Aproximó su cara al rostro de la mujer y observó su boca entreabierta por la agitada respiración. Colocó entonces su pubis frente a ella y situó la punta de su goteante miembro entre los labios, introduciéndolo con cuidado en el interior de la boca. Emitió un gemido al sentir la cálida y blanda humedad de la cavidad, punzada su excitación por el leve contacto de los dientes. Se movió dentro con si estuviera follando un coño y la mujer, instintivamente, comenzó a chupársela.

¡Es fantástico!, pensó, deleitándose con el momento en el que eyacularía dentro de la boca. Pero supo que el juego estaba a punto de cambiar un instante antes de que ella abriera los ojos.

La mujer, embotada por el sueño, tardó unos instantes en comprender lo que estaba ocurriendo. Mudó su gesto de somnolencia en otro de sorpresa, para mostrar terror al intentar sacarse el pene de la boca.

El intruso trató de mantenerla dentro, disfrutando de la excitante situación, pero la mujer logró zafarse, limpiándose con la mano los restos de líquido seminal que escapaban de sus comisuras al tiempo que saltaba de la cama.

–Pero, ¿qué coño…?

La pregunta flotó en el aire, incontestada, cuando el intruso hizo aparecer en su mano una navaja que la mujer no acertó a adivinar dónde escondía. Su metálico chasquido al abrirse sonó en el silencio de la noche como una amenaza. Paralizada ante la hoja que brillaba al reflejar la tenue luz que se colaba entre las rendijas de la persiana, fijó la mirada en los ojos del hombre mientras éste aproximaba el arma a su garganta.
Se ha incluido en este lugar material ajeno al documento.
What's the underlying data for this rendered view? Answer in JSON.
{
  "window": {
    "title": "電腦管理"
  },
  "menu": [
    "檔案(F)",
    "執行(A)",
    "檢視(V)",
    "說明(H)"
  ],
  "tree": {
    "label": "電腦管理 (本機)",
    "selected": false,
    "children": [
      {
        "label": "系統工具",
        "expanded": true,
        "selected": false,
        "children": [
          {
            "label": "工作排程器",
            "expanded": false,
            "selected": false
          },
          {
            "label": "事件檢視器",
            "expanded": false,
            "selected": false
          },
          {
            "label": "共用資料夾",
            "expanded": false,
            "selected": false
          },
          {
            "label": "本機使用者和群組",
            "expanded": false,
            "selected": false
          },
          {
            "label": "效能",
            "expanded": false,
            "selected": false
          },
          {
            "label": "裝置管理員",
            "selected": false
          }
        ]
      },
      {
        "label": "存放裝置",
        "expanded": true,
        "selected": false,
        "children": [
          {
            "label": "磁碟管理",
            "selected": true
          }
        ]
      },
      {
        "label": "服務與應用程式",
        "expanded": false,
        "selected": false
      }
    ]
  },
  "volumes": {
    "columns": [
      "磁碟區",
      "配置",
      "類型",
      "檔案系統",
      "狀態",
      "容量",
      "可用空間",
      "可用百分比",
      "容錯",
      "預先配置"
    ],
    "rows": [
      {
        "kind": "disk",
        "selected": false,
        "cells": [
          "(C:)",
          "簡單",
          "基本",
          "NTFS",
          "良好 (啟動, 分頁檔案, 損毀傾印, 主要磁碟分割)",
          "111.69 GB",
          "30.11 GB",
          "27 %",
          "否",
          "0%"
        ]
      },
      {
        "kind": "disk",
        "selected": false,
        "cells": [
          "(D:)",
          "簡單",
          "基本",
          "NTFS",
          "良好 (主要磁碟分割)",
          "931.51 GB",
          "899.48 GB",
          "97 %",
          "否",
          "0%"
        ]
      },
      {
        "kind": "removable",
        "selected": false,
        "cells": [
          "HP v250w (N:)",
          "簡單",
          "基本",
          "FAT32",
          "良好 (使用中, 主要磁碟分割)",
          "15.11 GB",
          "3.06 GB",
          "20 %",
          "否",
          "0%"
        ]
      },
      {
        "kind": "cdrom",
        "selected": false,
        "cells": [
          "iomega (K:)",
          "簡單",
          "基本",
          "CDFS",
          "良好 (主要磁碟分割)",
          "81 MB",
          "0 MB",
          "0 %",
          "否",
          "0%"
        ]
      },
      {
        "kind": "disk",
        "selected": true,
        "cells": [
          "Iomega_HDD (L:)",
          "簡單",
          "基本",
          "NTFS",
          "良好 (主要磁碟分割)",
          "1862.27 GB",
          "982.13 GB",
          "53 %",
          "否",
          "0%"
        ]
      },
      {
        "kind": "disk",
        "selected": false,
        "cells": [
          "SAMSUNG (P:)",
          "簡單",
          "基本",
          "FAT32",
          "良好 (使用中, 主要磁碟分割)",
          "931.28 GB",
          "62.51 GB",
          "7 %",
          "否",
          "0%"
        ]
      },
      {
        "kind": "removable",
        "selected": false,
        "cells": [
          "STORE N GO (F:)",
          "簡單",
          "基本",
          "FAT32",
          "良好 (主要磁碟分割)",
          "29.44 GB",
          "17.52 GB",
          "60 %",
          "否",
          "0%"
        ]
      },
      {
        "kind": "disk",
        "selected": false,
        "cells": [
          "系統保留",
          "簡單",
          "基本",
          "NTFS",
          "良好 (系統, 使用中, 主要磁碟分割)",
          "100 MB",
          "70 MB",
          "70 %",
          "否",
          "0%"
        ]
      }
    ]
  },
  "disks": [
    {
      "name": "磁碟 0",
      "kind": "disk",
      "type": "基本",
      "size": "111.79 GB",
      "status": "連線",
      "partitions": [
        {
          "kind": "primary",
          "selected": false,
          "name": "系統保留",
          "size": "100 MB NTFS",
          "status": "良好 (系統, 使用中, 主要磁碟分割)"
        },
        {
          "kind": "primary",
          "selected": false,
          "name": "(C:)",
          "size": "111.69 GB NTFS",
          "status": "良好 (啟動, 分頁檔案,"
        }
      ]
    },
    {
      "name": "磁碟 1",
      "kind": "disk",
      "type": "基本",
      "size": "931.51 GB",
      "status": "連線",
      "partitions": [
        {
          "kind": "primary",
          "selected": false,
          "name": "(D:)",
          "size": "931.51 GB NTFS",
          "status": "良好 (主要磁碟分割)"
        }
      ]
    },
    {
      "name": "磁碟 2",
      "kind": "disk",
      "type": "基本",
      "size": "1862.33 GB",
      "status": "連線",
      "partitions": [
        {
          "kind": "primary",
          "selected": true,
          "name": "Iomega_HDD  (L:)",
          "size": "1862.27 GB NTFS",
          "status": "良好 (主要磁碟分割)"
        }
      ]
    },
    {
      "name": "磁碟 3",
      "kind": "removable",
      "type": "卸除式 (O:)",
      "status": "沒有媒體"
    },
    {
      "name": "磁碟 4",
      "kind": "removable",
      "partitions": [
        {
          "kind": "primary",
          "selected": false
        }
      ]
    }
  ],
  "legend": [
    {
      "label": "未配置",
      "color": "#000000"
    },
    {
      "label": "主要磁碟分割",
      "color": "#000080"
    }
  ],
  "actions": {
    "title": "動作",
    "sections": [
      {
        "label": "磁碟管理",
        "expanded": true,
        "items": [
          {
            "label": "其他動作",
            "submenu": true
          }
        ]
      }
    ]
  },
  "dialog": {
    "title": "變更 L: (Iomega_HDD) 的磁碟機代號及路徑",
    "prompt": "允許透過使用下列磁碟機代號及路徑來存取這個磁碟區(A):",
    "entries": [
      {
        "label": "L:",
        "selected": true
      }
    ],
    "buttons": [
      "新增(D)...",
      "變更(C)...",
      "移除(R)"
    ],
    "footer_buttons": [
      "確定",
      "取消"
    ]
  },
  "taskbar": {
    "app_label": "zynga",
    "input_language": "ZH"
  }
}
–Quietecita –le ordenó, empujándola hasta tumbarla de nuevo sobre la cama–.

Con la hoja rasgó la camiseta, dejándola completamente desnuda y, lentamente, paseó el filo a lo largo de la anatomía de su víctima, deslizándola desde el estilizado cuello hasta las perfectas tetas, torneadas con la forma de dos jugosas gotas temblorosas por la agitada respiración de su dueña. La punta acarició la suave y redondeada piel, circundando la aureola y jugueteando con el oscuro pezón, erecto por el miedo o quizá por la excitación aún no disipada tras el abrupto despertar.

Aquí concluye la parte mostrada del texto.